No. 6: Third inning, Nick Swisher, one out, one on -- Odorizzi's two third-inning strikeouts are impressive because they came with a Bourn on third and less than two outs, so nearly any ball put in play would have meant a run. Having said that, this 3-2 fastball to Swisher was supposed to be outside, and instead ends up a bit above the belt on the inner-third. You can sometimes get away with a pitch like that to Swisher because of his uppercut swing, and that's what happens here. But we can't let Odorizzi off the hook for wildly missing his spot again.

No. 7: Third inning, Michael Brantley, one out, one on -- Odorizzi rarely breaks out the curveball, but that's exactly what he goes with in an 0-2 count against Bradley. This is a solid pitch, buried in the dirt exactly where it should be.

No. 8: Fourth inning, David Murphy, no outs, none on -- Odorizzi spots this fastball exactly where he wants it on the outer-third, and Murphy takes it for strike three. The location is excellent, but a better hitter may have been able to get wood on it.

No. 9: Fourth inning, Mike Aviles, two out, two on -- A 3-2 fastball that Aviles can't catch up to. The ball drifts back to the middle of the plate, but Odorizzi comes away unscathed. Certainly not his best pitch of the game.

No. 10: Fifth inning, Michael Brantley, one out, one on -- Odorizzi saved his best for last, getting two swinging strikeouts with the split-change. The first is in a 1-2 count to Brantley, located beautifully, just like it was in the first against Murphy. He would soon abuse Murphy for the third time of the night.

No. 11: Fifth inning, David Murphy, two out, two on -- Murphy struck out all three times he faced Odorizzi, and this was a carbon copy of his first-inning whiff. He fell behind 0-2, then flailed helplessly at the split-change that was off the plate away and beneath the zone.

You can see why this was a mixed-bag performance, despite the gaudy strikeout totals. While Odorizzi showed some top-notch stuff, particularly with the split-change, he also routinely missed his spot with a not-overpowering fastball, but the Indians were unable to make him pay. Odorizzi could very well develop into a reliable No. 3ish starter, but he remains all too hittable, allowing a 23.7-percent line-drive rate, and wild, with a 10.5-percent walk rate.

By the numbers

14.7 -- Strikeout rate for the Twins pitching staff. In an era of ever-increasing strikeouts, it's little surprise that the Twins have the third-highest ERA and have allowed the fifth-most runs this year.

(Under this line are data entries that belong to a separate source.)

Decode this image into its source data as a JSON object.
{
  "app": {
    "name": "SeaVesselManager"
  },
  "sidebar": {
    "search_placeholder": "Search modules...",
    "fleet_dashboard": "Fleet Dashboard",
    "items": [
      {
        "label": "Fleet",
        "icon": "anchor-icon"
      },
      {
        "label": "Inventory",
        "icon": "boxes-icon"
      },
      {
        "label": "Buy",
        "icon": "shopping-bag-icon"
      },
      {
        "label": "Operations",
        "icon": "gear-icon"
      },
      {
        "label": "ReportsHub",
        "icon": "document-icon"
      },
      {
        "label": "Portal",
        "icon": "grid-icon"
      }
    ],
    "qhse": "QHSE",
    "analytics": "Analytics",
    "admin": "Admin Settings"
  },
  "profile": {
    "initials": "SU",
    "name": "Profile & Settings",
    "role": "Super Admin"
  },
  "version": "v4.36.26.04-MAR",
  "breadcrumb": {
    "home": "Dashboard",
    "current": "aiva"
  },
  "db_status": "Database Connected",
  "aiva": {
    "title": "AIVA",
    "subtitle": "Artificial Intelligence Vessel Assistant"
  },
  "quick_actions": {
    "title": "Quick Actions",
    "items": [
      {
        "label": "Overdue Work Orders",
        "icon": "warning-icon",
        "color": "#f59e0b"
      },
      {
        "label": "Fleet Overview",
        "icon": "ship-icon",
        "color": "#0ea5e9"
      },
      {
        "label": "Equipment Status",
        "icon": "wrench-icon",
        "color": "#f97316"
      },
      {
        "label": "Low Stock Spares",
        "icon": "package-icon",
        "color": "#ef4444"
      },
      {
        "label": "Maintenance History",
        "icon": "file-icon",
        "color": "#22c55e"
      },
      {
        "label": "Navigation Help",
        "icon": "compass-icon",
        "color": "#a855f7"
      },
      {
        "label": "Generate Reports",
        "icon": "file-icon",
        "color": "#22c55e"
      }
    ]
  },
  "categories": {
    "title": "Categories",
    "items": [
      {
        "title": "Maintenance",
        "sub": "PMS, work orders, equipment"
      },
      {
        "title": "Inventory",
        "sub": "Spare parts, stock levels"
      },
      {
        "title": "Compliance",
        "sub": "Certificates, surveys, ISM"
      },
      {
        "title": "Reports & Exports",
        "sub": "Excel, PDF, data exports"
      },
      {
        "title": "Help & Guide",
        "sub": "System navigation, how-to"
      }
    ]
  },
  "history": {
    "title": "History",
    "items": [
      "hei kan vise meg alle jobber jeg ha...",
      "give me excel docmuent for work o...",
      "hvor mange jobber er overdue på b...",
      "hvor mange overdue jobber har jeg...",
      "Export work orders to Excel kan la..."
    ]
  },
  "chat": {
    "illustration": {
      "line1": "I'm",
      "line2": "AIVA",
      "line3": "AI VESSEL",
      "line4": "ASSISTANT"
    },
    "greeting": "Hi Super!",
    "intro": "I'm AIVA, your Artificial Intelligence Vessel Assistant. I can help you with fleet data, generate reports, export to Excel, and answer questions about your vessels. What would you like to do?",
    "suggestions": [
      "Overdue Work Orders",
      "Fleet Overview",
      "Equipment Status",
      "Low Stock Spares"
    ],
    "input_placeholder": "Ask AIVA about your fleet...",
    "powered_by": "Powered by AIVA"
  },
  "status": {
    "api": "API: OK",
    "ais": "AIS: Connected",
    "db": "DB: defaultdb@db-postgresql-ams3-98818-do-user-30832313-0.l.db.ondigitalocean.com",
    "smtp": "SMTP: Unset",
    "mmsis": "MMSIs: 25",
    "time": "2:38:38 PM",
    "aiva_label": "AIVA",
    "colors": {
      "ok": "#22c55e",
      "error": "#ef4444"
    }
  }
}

9 -- Home runs allowed by David Price in 53 2/3 innings. If you're wondering what's driving his high ERA this year, wonder no longer. Price has a ridiculous 9.7 K/BB ratio (58 strikeouts against six walks), and it's just a matter of time before the ERA starts to come back to earth. Now would be a good time to see if his owner would like to sell.

2 -- Three pitchers are tied for the league lead with two complete games. One, Johnny Cueto, won't surprise you. The others likely will -- Henderson Alvarez and Martin Perez.

99.5 -- Cueto's strand rate after allowing his first run to score on something other than a home run in his last start. The first nine runs he allowed this season all came by virtue of the long ball.

46 -- The combined save total for Francisco Rodriguez, Fernando Rodney, Tommy Hunter and LaTroy Hawkins. The lesson, as always: Never pay for saves.